Yesterday, hundreds of Hillsdale friends and neighbors descended on a parking lot to devour blueberry pancakes (and scrambled eggs and sausage) and to browse through and snap up hundreds of books.

The pancake breakfast, organized by the Hillsdale Business and Professional Association as "thanks" its customers, fed some 650 diners. This year's event was the 32nd. It became a "tradition" long ago.

At the back of the lot between the Key Bank and Casa Colima restaurant, the Hillsdale Alliance held its 3rd annual summer book sale. And estimated 7,000 books had been donated over four collection Sundays at the Hillsdale Farmers Market. The sale netted $4,300. On average, books sold for a buck a piece. The proceeds go to Alliance members, which include Hillsdale's three public schools, the Farmers Market, the Hillsdale Neighborhood Association, Neighborhood House and the Library.

Dozens of volunteers worked on both events. As one of them, I'm grateful there were so many who worked so hard.

The breakfast and the sale were huge efforts, but at the end of the day, we realized that we had created a lot of fun — all in the name of community and celebration.

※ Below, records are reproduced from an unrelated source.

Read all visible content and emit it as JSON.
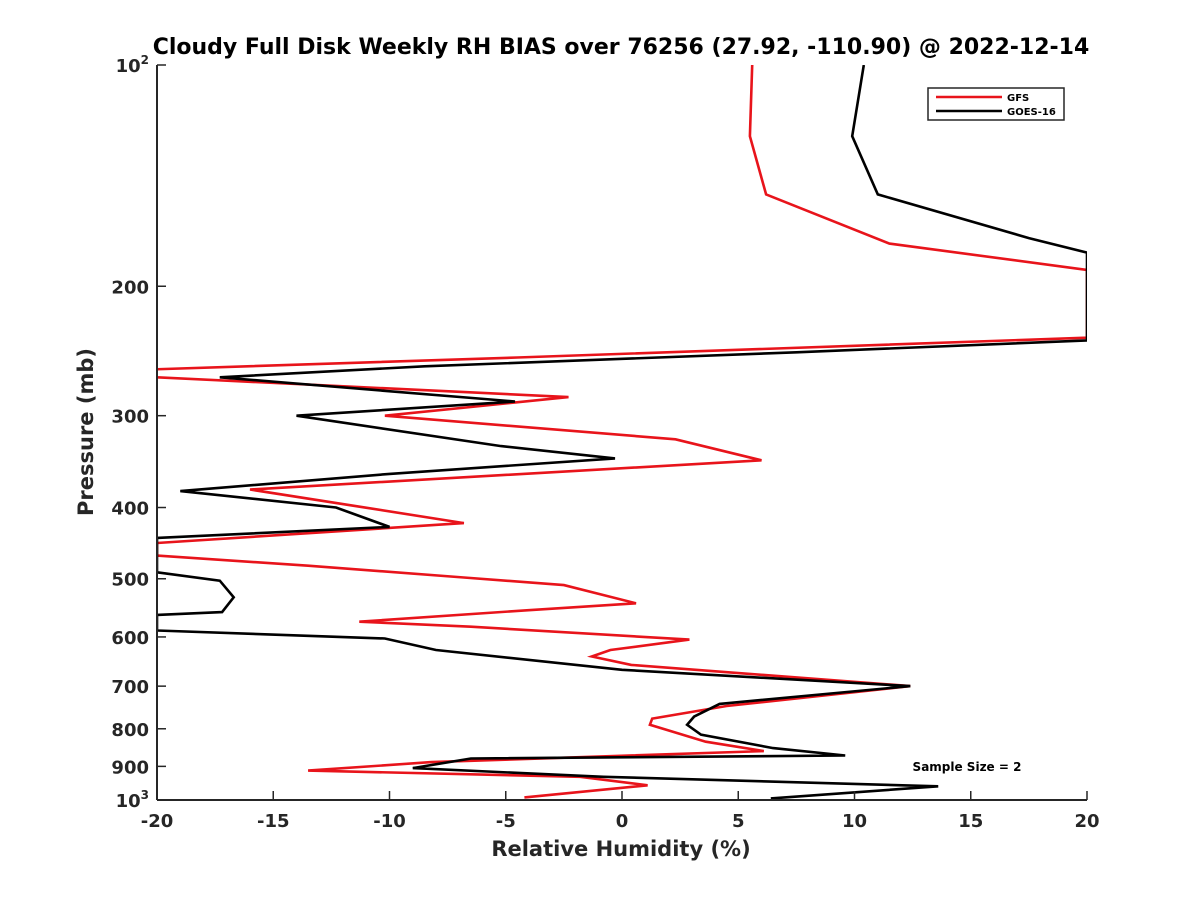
{
  "chart_data": {
    "type": "line",
    "title": "Cloudy Full Disk Weekly RH BIAS over 76256 (27.92, -110.90) @ 2022-12-14",
    "xlabel": "Relative Humidity (%)",
    "ylabel": "Pressure (mb)",
    "xlim": [
      -20,
      20
    ],
    "ylim": [
      100,
      1000
    ],
    "y_scale": "log",
    "y_reversed": true,
    "x_ticks": [
      "-20",
      "-15",
      "-10",
      "-5",
      "0",
      "5",
      "10",
      "15",
      "20"
    ],
    "y_ticks": [
      {
        "value": 100,
        "label": "10",
        "sup": "2"
      },
      {
        "value": 200,
        "label": "200"
      },
      {
        "value": 300,
        "label": "300"
      },
      {
        "value": 400,
        "label": "400"
      },
      {
        "value": 500,
        "label": "500"
      },
      {
        "value": 600,
        "label": "600"
      },
      {
        "value": 700,
        "label": "700"
      },
      {
        "value": 800,
        "label": "800"
      },
      {
        "value": 900,
        "label": "900"
      },
      {
        "value": 1000,
        "label": "10",
        "sup": "3"
      }
    ],
    "legend_position": "top-right",
    "annotation": "Sample Size = 2",
    "series": [
      {
        "name": "GFS",
        "color": "#e8141b",
        "points": [
          [
            5.6,
            100
          ],
          [
            5.5,
            125
          ],
          [
            6.2,
            150
          ],
          [
            11.5,
            175
          ],
          [
            20,
            190
          ],
          [
            20,
            235
          ],
          [
            -4.5,
            250
          ],
          [
            -21,
            260
          ],
          [
            -20,
            266
          ],
          [
            -2.3,
            283
          ],
          [
            -10.2,
            300
          ],
          [
            2.3,
            323
          ],
          [
            6.0,
            345
          ],
          [
            -16,
            378
          ],
          [
            -6.8,
            420
          ],
          [
            -20,
            447
          ],
          [
            -20,
            465
          ],
          [
            -13.5,
            480
          ],
          [
            -6.8,
            498
          ],
          [
            -2.5,
            510
          ],
          [
            0.6,
            540
          ],
          [
            -4.1,
            552
          ],
          [
            -11.3,
            572
          ],
          [
            -6.5,
            581
          ],
          [
            2.9,
            605
          ],
          [
            -0.5,
            625
          ],
          [
            -1.3,
            638
          ],
          [
            0.4,
            655
          ],
          [
            12.4,
            700
          ],
          [
            4.5,
            745
          ],
          [
            1.3,
            775
          ],
          [
            1.2,
            790
          ],
          [
            3.6,
            833
          ],
          [
            6.1,
            858
          ],
          [
            -8.2,
            888
          ],
          [
            -13.5,
            912
          ],
          [
            -1.8,
            930
          ],
          [
            1.1,
            955
          ],
          [
            -4.2,
            992
          ]
        ]
      },
      {
        "name": "GOES-16",
        "color": "#000000",
        "points": [
          [
            10.4,
            100
          ],
          [
            9.9,
            125
          ],
          [
            11.0,
            150
          ],
          [
            17.5,
            172
          ],
          [
            20,
            180
          ],
          [
            20,
            237
          ],
          [
            7.5,
            246
          ],
          [
            -8.5,
            257
          ],
          [
            -17.3,
            266
          ],
          [
            -4.6,
            287
          ],
          [
            -14,
            300
          ],
          [
            -5.2,
            330
          ],
          [
            -0.3,
            343
          ],
          [
            -10,
            360
          ],
          [
            -19,
            380
          ],
          [
            -12.3,
            400
          ],
          [
            -10,
            425
          ],
          [
            -20,
            440
          ],
          [
            -20,
            490
          ],
          [
            -17.3,
            503
          ],
          [
            -16.7,
            530
          ],
          [
            -17.2,
            555
          ],
          [
            -20,
            560
          ],
          [
            -20,
            588
          ],
          [
            -10.2,
            603
          ],
          [
            -8,
            625
          ],
          [
            0,
            665
          ],
          [
            12.4,
            700
          ],
          [
            4.2,
            740
          ],
          [
            3.1,
            770
          ],
          [
            2.8,
            790
          ],
          [
            3.4,
            815
          ],
          [
            6.5,
            850
          ],
          [
            9.6,
            870
          ],
          [
            -6.5,
            878
          ],
          [
            -9,
            905
          ],
          [
            -0.8,
            930
          ],
          [
            13.6,
            958
          ],
          [
            6.4,
            995
          ]
        ]
      }
    ]
  }
}
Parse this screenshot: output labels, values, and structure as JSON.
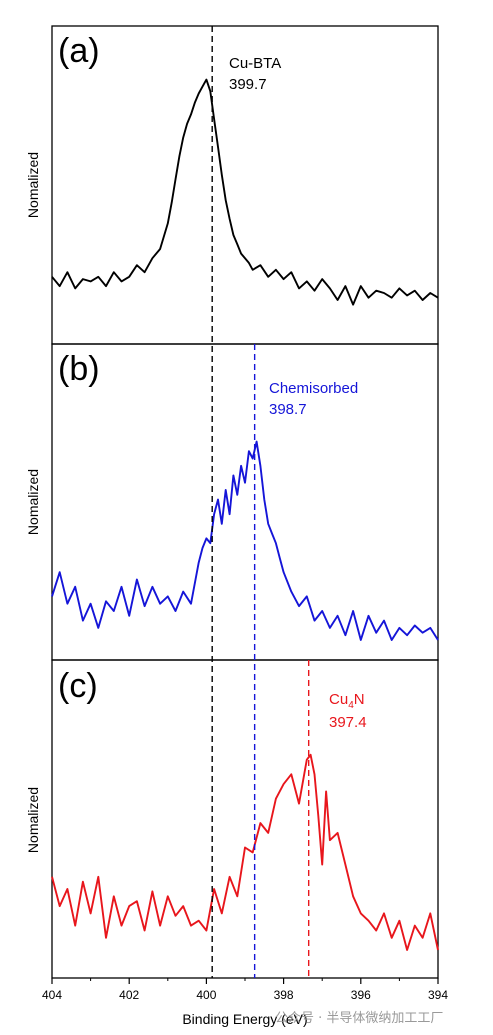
{
  "chart_data": [
    {
      "type": "line",
      "panel_label": "(a)",
      "ylabel": "Nomalized",
      "xlim": [
        404,
        394
      ],
      "ylim": [
        0,
        1
      ],
      "color": "#000000",
      "annotation": {
        "line1": "Cu-BTA",
        "line2": "399.7"
      },
      "reference_line_x": 399.85,
      "x": [
        404.0,
        403.8,
        403.6,
        403.4,
        403.2,
        403.0,
        402.8,
        402.6,
        402.4,
        402.2,
        402.0,
        401.8,
        401.6,
        401.4,
        401.2,
        401.0,
        400.9,
        400.8,
        400.7,
        400.6,
        400.5,
        400.4,
        400.3,
        400.2,
        400.1,
        400.0,
        399.9,
        399.8,
        399.7,
        399.6,
        399.5,
        399.4,
        399.3,
        399.2,
        399.1,
        399.0,
        398.9,
        398.8,
        398.6,
        398.4,
        398.2,
        398.0,
        397.8,
        397.6,
        397.4,
        397.2,
        397.0,
        396.8,
        396.6,
        396.4,
        396.2,
        396.0,
        395.8,
        395.6,
        395.4,
        395.2,
        395.0,
        394.8,
        394.6,
        394.4,
        394.2,
        394.0
      ],
      "values": [
        0.1,
        0.06,
        0.12,
        0.05,
        0.09,
        0.08,
        0.1,
        0.06,
        0.12,
        0.08,
        0.1,
        0.15,
        0.12,
        0.18,
        0.22,
        0.33,
        0.42,
        0.52,
        0.62,
        0.7,
        0.76,
        0.8,
        0.85,
        0.89,
        0.92,
        0.95,
        0.9,
        0.78,
        0.66,
        0.54,
        0.43,
        0.35,
        0.28,
        0.24,
        0.2,
        0.18,
        0.16,
        0.13,
        0.15,
        0.1,
        0.13,
        0.09,
        0.12,
        0.05,
        0.08,
        0.04,
        0.09,
        0.05,
        0.0,
        0.06,
        -0.02,
        0.06,
        0.01,
        0.04,
        0.03,
        0.01,
        0.05,
        0.02,
        0.04,
        0.0,
        0.03,
        0.01
      ]
    },
    {
      "type": "line",
      "panel_label": "(b)",
      "ylabel": "Nomalized",
      "xlim": [
        404,
        394
      ],
      "ylim": [
        0,
        1
      ],
      "color": "#1515d8",
      "annotation": {
        "line1": "Chemisorbed",
        "line2": "398.7"
      },
      "reference_line_x": 398.75,
      "x": [
        404.0,
        403.8,
        403.6,
        403.4,
        403.2,
        403.0,
        402.8,
        402.6,
        402.4,
        402.2,
        402.0,
        401.8,
        401.6,
        401.4,
        401.2,
        401.0,
        400.8,
        400.6,
        400.4,
        400.2,
        400.1,
        400.0,
        399.9,
        399.8,
        399.7,
        399.6,
        399.5,
        399.4,
        399.3,
        399.2,
        399.1,
        399.0,
        398.9,
        398.8,
        398.7,
        398.6,
        398.5,
        398.4,
        398.3,
        398.2,
        398.1,
        398.0,
        397.8,
        397.6,
        397.4,
        397.2,
        397.0,
        396.8,
        396.6,
        396.4,
        396.2,
        396.0,
        395.8,
        395.6,
        395.4,
        395.2,
        395.0,
        394.8,
        394.6,
        394.4,
        394.2,
        394.0
      ],
      "values": [
        0.18,
        0.28,
        0.15,
        0.22,
        0.08,
        0.15,
        0.05,
        0.16,
        0.12,
        0.22,
        0.1,
        0.25,
        0.14,
        0.22,
        0.15,
        0.18,
        0.12,
        0.2,
        0.15,
        0.32,
        0.38,
        0.42,
        0.4,
        0.52,
        0.58,
        0.48,
        0.62,
        0.52,
        0.68,
        0.6,
        0.72,
        0.65,
        0.78,
        0.75,
        0.82,
        0.72,
        0.58,
        0.48,
        0.44,
        0.4,
        0.34,
        0.28,
        0.2,
        0.14,
        0.18,
        0.08,
        0.12,
        0.05,
        0.1,
        0.02,
        0.12,
        0.0,
        0.1,
        0.03,
        0.08,
        0.0,
        0.05,
        0.02,
        0.06,
        0.03,
        0.05,
        0.0
      ]
    },
    {
      "type": "line",
      "panel_label": "(c)",
      "ylabel": "Nomalized",
      "xlabel": "Binding Energy (eV)",
      "xlim": [
        404,
        394
      ],
      "ylim": [
        0,
        1
      ],
      "color": "#e8161c",
      "annotation": {
        "line1": "Cu",
        "subscript": "4",
        "line1_tail": "N",
        "line2": "397.4"
      },
      "reference_line_x": 397.35,
      "x_ticks": [
        404,
        402,
        400,
        398,
        396,
        394
      ],
      "x_tick_labels": [
        "404",
        "402",
        "400",
        "398",
        "396",
        "394"
      ],
      "x": [
        404.0,
        403.8,
        403.6,
        403.4,
        403.2,
        403.0,
        402.8,
        402.6,
        402.4,
        402.2,
        402.0,
        401.8,
        401.6,
        401.4,
        401.2,
        401.0,
        400.8,
        400.6,
        400.4,
        400.2,
        400.0,
        399.8,
        399.6,
        399.4,
        399.2,
        399.0,
        398.8,
        398.6,
        398.4,
        398.2,
        398.0,
        397.8,
        397.6,
        397.4,
        397.3,
        397.2,
        397.1,
        397.0,
        396.9,
        396.8,
        396.6,
        396.4,
        396.2,
        396.0,
        395.8,
        395.6,
        395.4,
        395.2,
        395.0,
        394.8,
        394.6,
        394.4,
        394.2,
        394.0
      ],
      "values": [
        0.3,
        0.18,
        0.25,
        0.1,
        0.28,
        0.15,
        0.3,
        0.05,
        0.22,
        0.1,
        0.18,
        0.2,
        0.08,
        0.24,
        0.1,
        0.22,
        0.14,
        0.18,
        0.1,
        0.12,
        0.08,
        0.25,
        0.15,
        0.3,
        0.22,
        0.42,
        0.4,
        0.52,
        0.48,
        0.62,
        0.68,
        0.72,
        0.6,
        0.78,
        0.8,
        0.72,
        0.55,
        0.35,
        0.65,
        0.45,
        0.48,
        0.35,
        0.22,
        0.15,
        0.12,
        0.08,
        0.15,
        0.05,
        0.12,
        0.0,
        0.1,
        0.05,
        0.15,
        0.0
      ]
    }
  ],
  "watermark": "公众号 · 半导体微纳加工工厂"
}
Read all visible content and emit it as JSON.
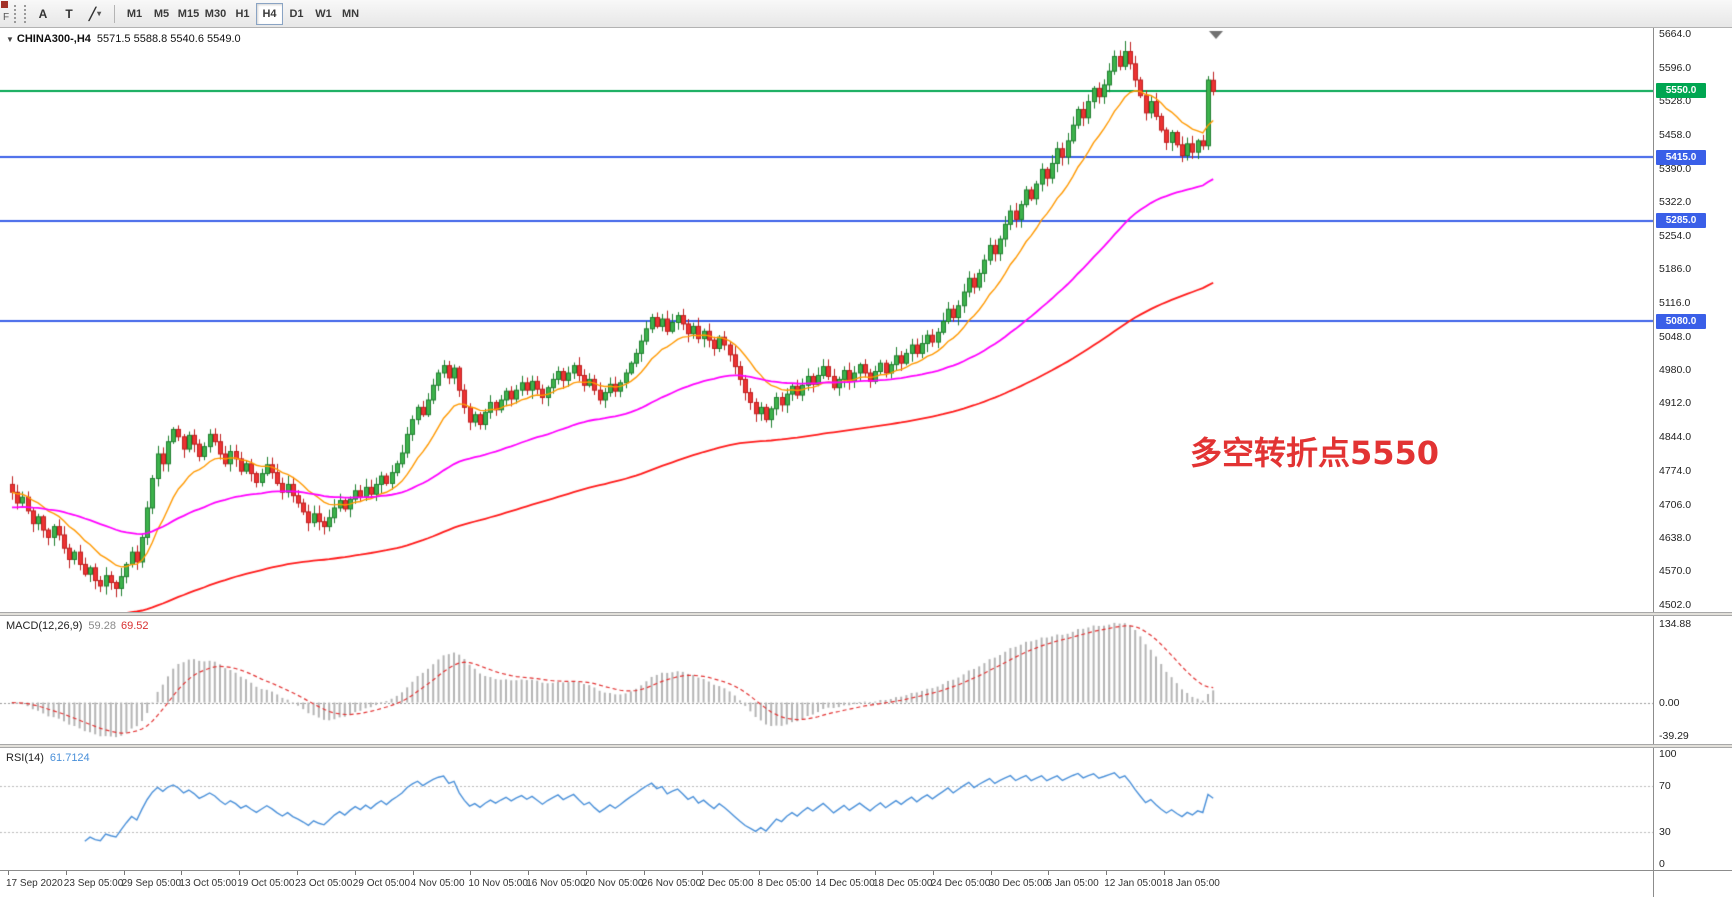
{
  "toolbar": {
    "edge_label": "F",
    "icon_buttons": [
      {
        "name": "annotate-text-button",
        "glyph": "A"
      },
      {
        "name": "text-label-button",
        "glyph": "T"
      },
      {
        "name": "draw-tools-button",
        "glyph": "╱",
        "dropdown": "▾"
      }
    ],
    "timeframes": [
      {
        "label": "M1"
      },
      {
        "label": "M5"
      },
      {
        "label": "M15"
      },
      {
        "label": "M30"
      },
      {
        "label": "H1"
      },
      {
        "label": "H4",
        "active": true
      },
      {
        "label": "D1"
      },
      {
        "label": "W1"
      },
      {
        "label": "MN"
      }
    ]
  },
  "chart": {
    "title": "CHINA300-,H4",
    "ohlc": "5571.5 5588.8 5540.6 5549.0",
    "annotation": {
      "text": "多空转折点5550",
      "color": "#e23333"
    },
    "price_axis_labels": [
      "5664.0",
      "5596.0",
      "5528.0",
      "5458.0",
      "5390.0",
      "5322.0",
      "5254.0",
      "5186.0",
      "5116.0",
      "5048.0",
      "4980.0",
      "4912.0",
      "4844.0",
      "4774.0",
      "4706.0",
      "4638.0",
      "4570.0",
      "4502.0"
    ],
    "levels": [
      {
        "value": 5550,
        "label": "5550.0",
        "color": "#00a651"
      },
      {
        "value": 5415,
        "label": "5415.0",
        "color": "#3a5fe8"
      },
      {
        "value": 5285,
        "label": "5285.0",
        "color": "#3a5fe8"
      },
      {
        "value": 5080,
        "label": "5080.0",
        "color": "#3a5fe8"
      }
    ],
    "time_axis_labels": [
      "17 Sep 2020",
      "23 Sep 05:00",
      "29 Sep 05:00",
      "13 Oct 05:00",
      "19 Oct 05:00",
      "23 Oct 05:00",
      "29 Oct 05:00",
      "4 Nov 05:00",
      "10 Nov 05:00",
      "16 Nov 05:00",
      "20 Nov 05:00",
      "26 Nov 05:00",
      "2 Dec 05:00",
      "8 Dec 05:00",
      "14 Dec 05:00",
      "18 Dec 05:00",
      "24 Dec 05:00",
      "30 Dec 05:00",
      "6 Jan 05:00",
      "12 Jan 05:00",
      "18 Jan 05:00"
    ],
    "colors": {
      "candle_up_fill": "#3db24c",
      "candle_up_border": "#1f7f2f",
      "candle_down_fill": "#ec3333",
      "candle_down_border": "#bf1f1f",
      "ma_fast": "#ff9900",
      "ma_medium": "#ff00ff",
      "ma_slow": "#ff1a1a",
      "macd_histogram": "#b4b4b4",
      "macd_signal": "#e23333",
      "rsi_line": "#4a90d9",
      "shift_marker": "#707070"
    }
  },
  "macd_panel": {
    "label": "MACD(12,26,9)",
    "value_main": "59.28",
    "value_signal": "69.52"
  },
  "rsi_panel": {
    "label": "RSI(14)",
    "value": "61.7124"
  },
  "chart_data": {
    "type": "candlestick",
    "symbol": "CHINA300-",
    "timeframe": "H4",
    "title": "CHINA300-,H4 5571.5 5588.8 5540.6 5549.0",
    "y_range": [
      4488,
      5678
    ],
    "current_bar": {
      "open": 5571.5,
      "high": 5588.8,
      "low": 5540.6,
      "close": 5549.0
    },
    "horizontal_levels": [
      5550,
      5415,
      5285,
      5080
    ],
    "closes": [
      4732,
      4710,
      4722,
      4694,
      4668,
      4682,
      4655,
      4640,
      4662,
      4645,
      4618,
      4595,
      4610,
      4585,
      4565,
      4578,
      4552,
      4541,
      4562,
      4548,
      4536,
      4560,
      4585,
      4610,
      4590,
      4640,
      4700,
      4760,
      4810,
      4790,
      4835,
      4860,
      4845,
      4820,
      4848,
      4830,
      4805,
      4825,
      4850,
      4835,
      4810,
      4790,
      4815,
      4800,
      4775,
      4790,
      4770,
      4752,
      4770,
      4788,
      4772,
      4750,
      4732,
      4748,
      4725,
      4710,
      4692,
      4670,
      4688,
      4672,
      4662,
      4680,
      4700,
      4715,
      4698,
      4718,
      4735,
      4722,
      4742,
      4728,
      4748,
      4765,
      4750,
      4772,
      4790,
      4812,
      4850,
      4880,
      4905,
      4890,
      4920,
      4950,
      4975,
      4990,
      4965,
      4985,
      4940,
      4905,
      4875,
      4890,
      4870,
      4895,
      4915,
      4900,
      4920,
      4938,
      4922,
      4940,
      4955,
      4940,
      4958,
      4942,
      4925,
      4945,
      4962,
      4978,
      4960,
      4975,
      4990,
      4970,
      4950,
      4962,
      4940,
      4920,
      4935,
      4952,
      4938,
      4955,
      4975,
      4995,
      5015,
      5040,
      5065,
      5088,
      5070,
      5085,
      5060,
      5078,
      5092,
      5075,
      5055,
      5070,
      5045,
      5060,
      5042,
      5025,
      5048,
      5032,
      5012,
      4988,
      4962,
      4935,
      4915,
      4892,
      4905,
      4880,
      4902,
      4925,
      4910,
      4932,
      4948,
      4930,
      4950,
      4968,
      4952,
      4970,
      4988,
      4968,
      4945,
      4962,
      4980,
      4958,
      4975,
      4992,
      4975,
      4958,
      4978,
      4995,
      4975,
      4992,
      5010,
      4995,
      5015,
      5032,
      5015,
      5035,
      5052,
      5038,
      5058,
      5080,
      5105,
      5088,
      5112,
      5140,
      5168,
      5150,
      5178,
      5205,
      5235,
      5218,
      5248,
      5278,
      5305,
      5288,
      5318,
      5348,
      5330,
      5360,
      5390,
      5372,
      5402,
      5432,
      5415,
      5448,
      5480,
      5512,
      5495,
      5528,
      5555,
      5538,
      5562,
      5590,
      5620,
      5600,
      5630,
      5605,
      5572,
      5540,
      5505,
      5528,
      5498,
      5470,
      5445,
      5465,
      5440,
      5418,
      5442,
      5425,
      5448,
      5438,
      5572,
      5549
    ],
    "moving_averages": [
      {
        "name": "fast",
        "period": 13,
        "seed": 4732,
        "color": "#ff9900"
      },
      {
        "name": "medium",
        "period": 60,
        "seed": 4700,
        "color": "#ff00ff"
      },
      {
        "name": "slow",
        "period": 150,
        "seed": 4440,
        "color": "#ff1a1a"
      }
    ],
    "indicators": [
      {
        "name": "MACD",
        "params": "12,26,9",
        "values": [
          59.28,
          69.52
        ],
        "axis_labels": [
          "134.88",
          "0.00",
          "-39.29"
        ]
      },
      {
        "name": "RSI",
        "params": "14",
        "value": 61.7124,
        "axis_labels": [
          "100",
          "70",
          "30",
          "0"
        ],
        "levels": [
          70,
          30
        ]
      }
    ]
  }
}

A note on the two guys flipping pancakes. The one on the right is Richard Garfinkle, known to one and all as "Dr. Rock and Roll." He's been flipping pancakes nearly as long as he has been straightening teeth. On the left is "The Rookie Flipper," Tom Mattox, director of outreach for the Food Front Cooperative. A year ago Tom and Food Front had no idea that they would be in Hillsdale serving a pancakes on July 27, 2008.

Now they are just a month away from opening a store here. Let's hope they are destined to flip pancakes the last Sunday of July for eons to come. No doubt Garfinkle will be there to guide them.